In fact, lung cancer is one of several types of cancer for which there is a formal national audit (the others being bowel, head and neck, breast, oesophagus and stomach). The lung audit was also one of the first, aimed at helping doctors and managers improve cancer outcomes and services, and began data collection in earnest in 2004.
The latest audit has exceeded expectations, generating one of the most complete national datasets on lung cancer in the world.
It covers patients first seen at a hospital in 2009. All but one NHS trust participated, and data were collected on a total of 37,637 patients – around 95 per cent of expected cases.
Improving the picture
But why is this necessary? What’s the point in collecting all this information?
In the 1990s and 2000s, international studies (like EUROCARE), and other research and analysis, suggested that UK lung cancer patients were less likely to get ‘active treatment’ – aimed at curing them or extending life – than patients in some countries in Europe and North America, and that our survival rates were correspondingly poor.
And within the UK, there was evidence of wide variation in the delivery of care, including access to diagnostic tests and pathology, lung specialists and potentially curative surgery and chemotherapy.
The new audit shows that some of the key measures of quality care have improved:
- Over 95 per cent of cases are now discussed by multidisciplinary teams;
- On average 59 per cent of patients received active treatment in England and Wales, and the figures were higher in Scotland and Northern Ireland, at nearly 65 per cent;
- The rates of curative surgery have increased to an average of 18.3 per cent for confirmed non-small cell lung cancer in England and Wales (see graph);
- Chemotherapy rates for small cell lung cancer now exceed 65 per cent in England and Wales and 69 per cent in Scotland.
This is extremely encouraging and suggests once again that collecting and sharing data can provide information on how hospitals are performing around the UK, leading to national improvement in the way patients are treated.
Variations still exist
Ensuring that we are comparing ‘like for like’ in studies like these has always been tricky. It depends on the quality and completeness of the data, and the ability to take into account differences in things like age and smoking rates between patients attending any given centre for treatment.
Key things that determine which treatments are offered to different patients with the same type of lung cancer are, firstly, cancer stage (i.e. how early or advanced their cancer is), and secondly, whether a patient is well enough to have treatment – their so-called ‘performance status’.
It is encouraging to see that, in the latest audit, substantial progress is now being made in recording cancer stage and performance status – although the results haven’t yet been adjusted to take this into account.
The audit’s authors say that there are still significant variations in treatment rates around the country, in keeping with the findings from other recent studies.
The question is whether these variations are due to differences in patients between trusts (so-called ‘case mix’) or differences in the way different hospitals treat patients. The authors suspect that both are important:
Despite these improvements, there remains variation across trusts and networks and differences in case-mix do not appear to explain the whole of this variation.

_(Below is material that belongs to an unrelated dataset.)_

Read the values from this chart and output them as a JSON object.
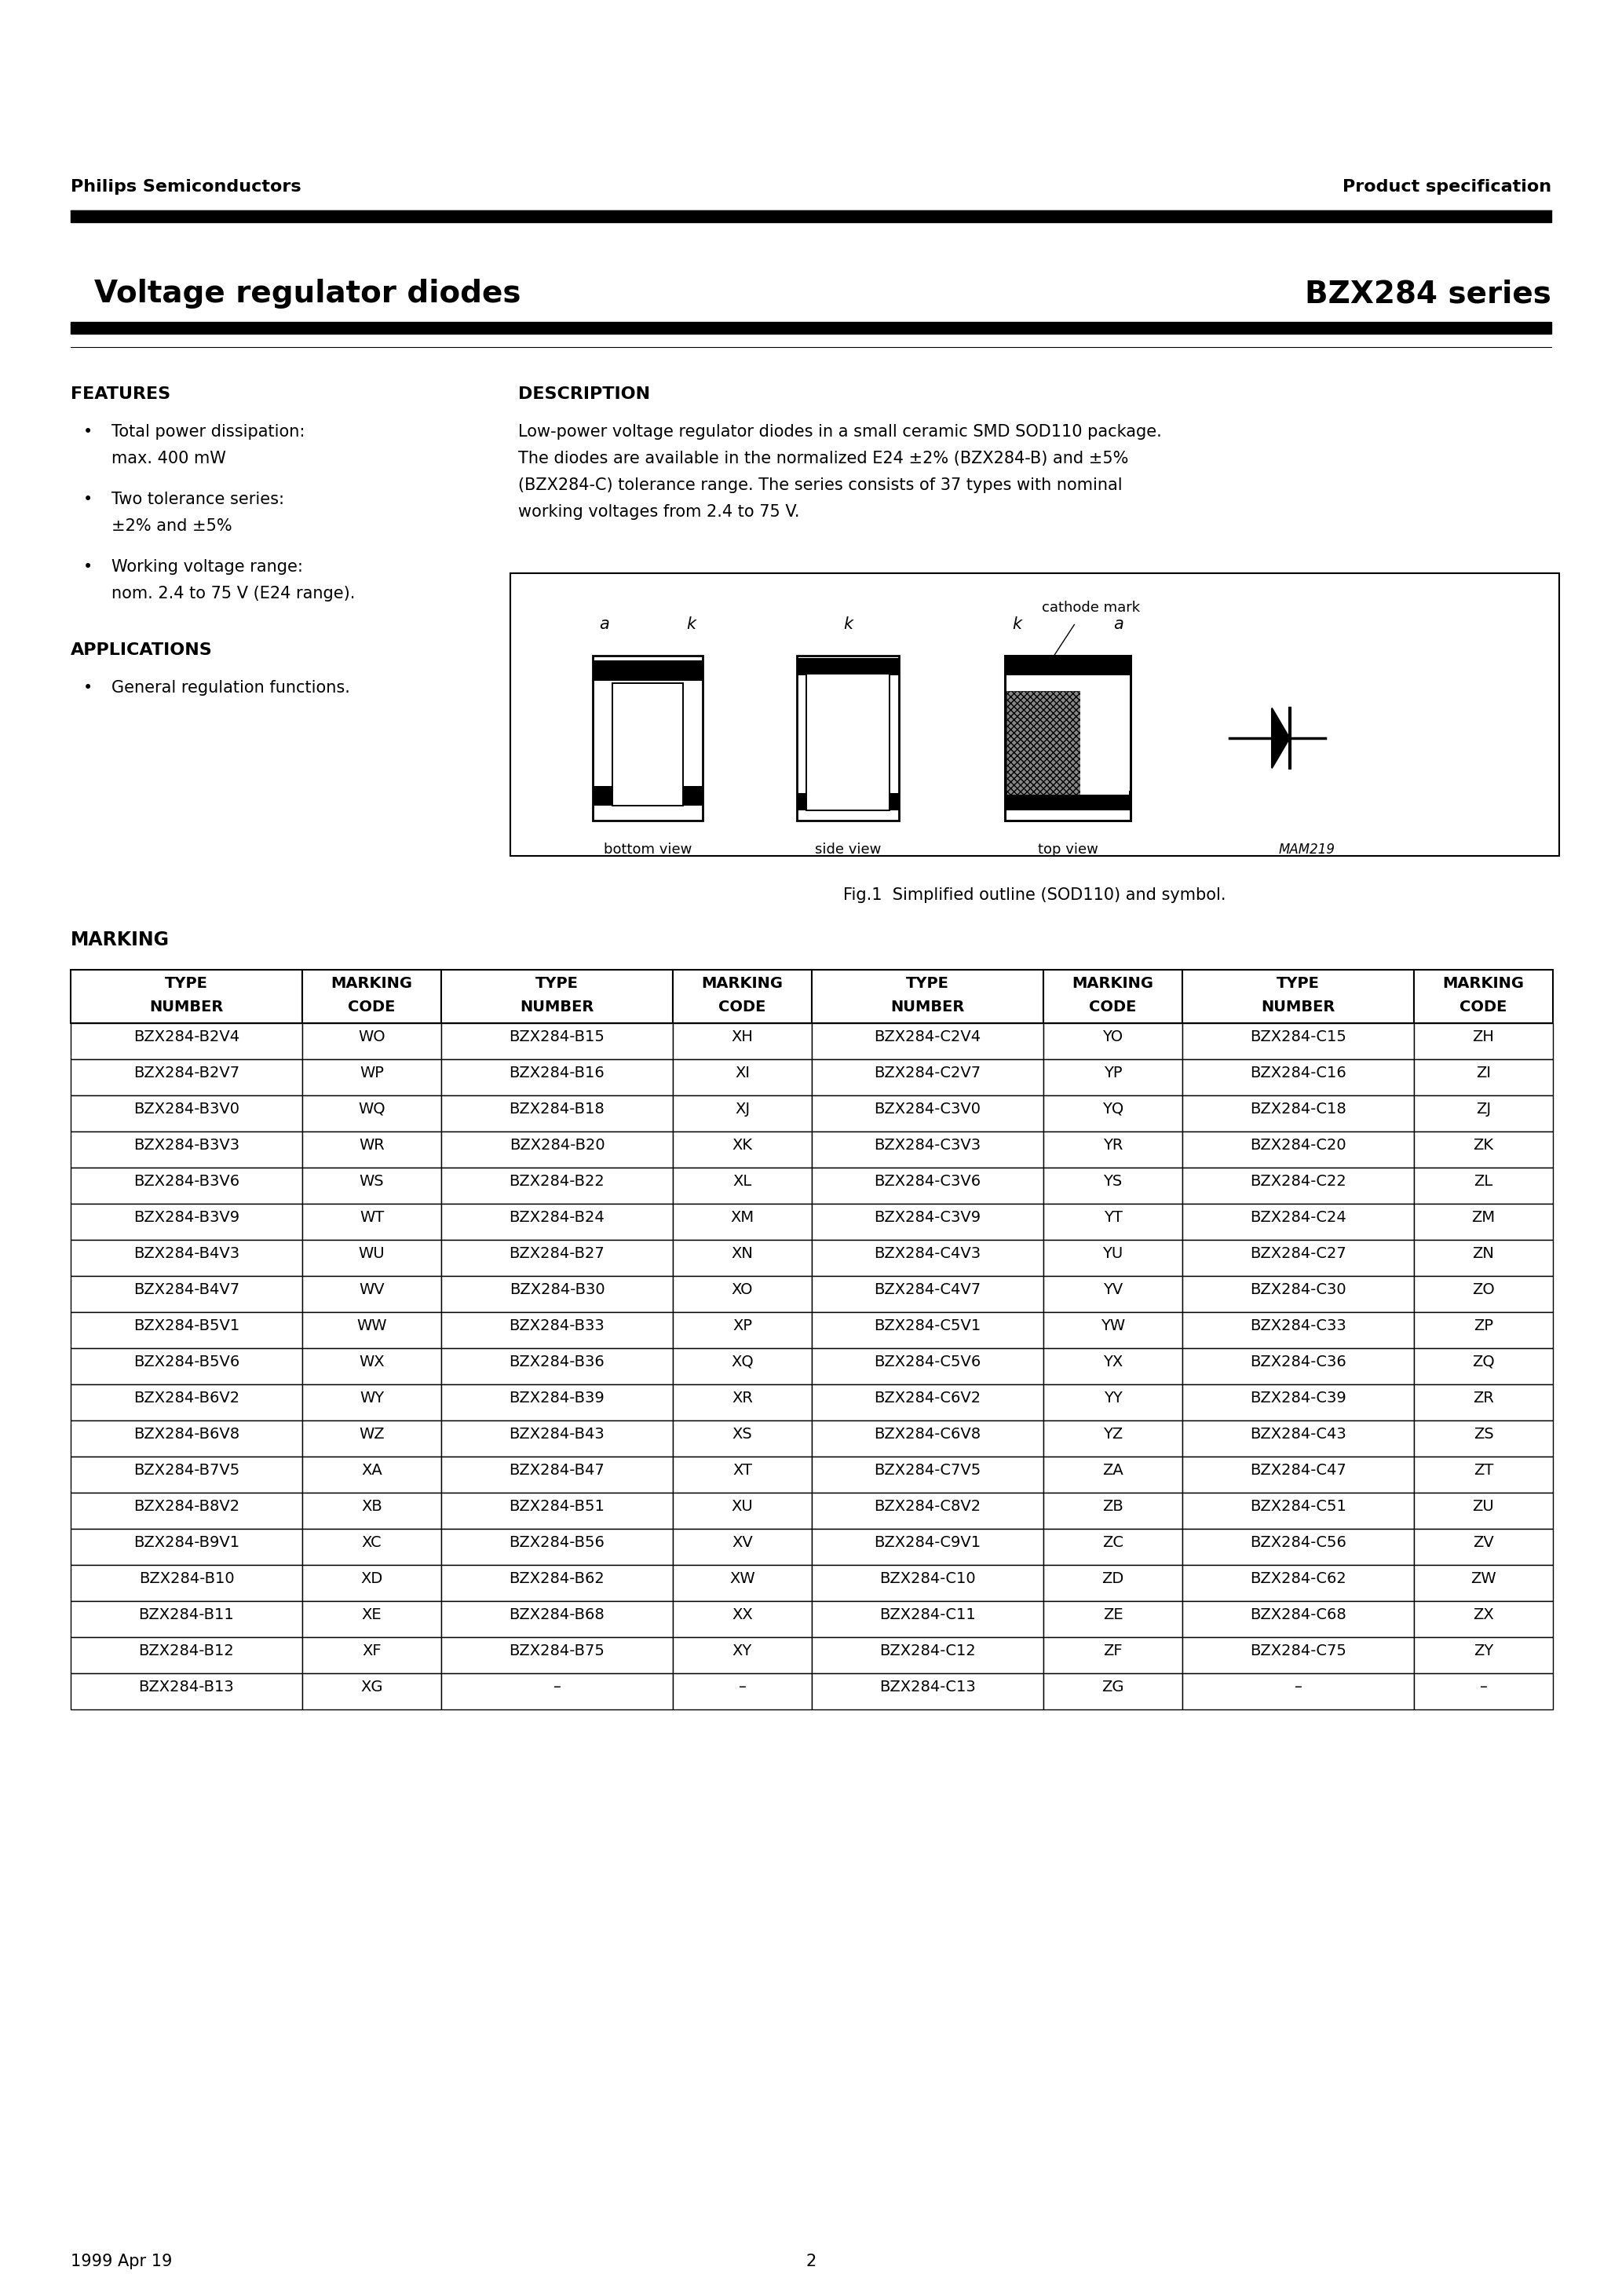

They say fully-adjusted analysis of the data will appear on the NHS Information Centre website in due course, and will shed more light on this crucial question.
The achievements of the lung cancer teams who contributed the data, and of the project team who co-ordinated the audit, must be applauded – but we should not be complacent.
The NHS now needs to accelerate progress in how data are collected for all types of cancer. In particular, we want to see improvements in data collection on individual patients, in real time, as an integral part of care – with automatic uploading of data, rapid merging of datasets and analysis linked to the ultimate treatment outcome – survival.
Only then, we will be able to claim that we have the best cancer intelligence in the world. Because through this, we can make things better for the people who really matter – people with cancer.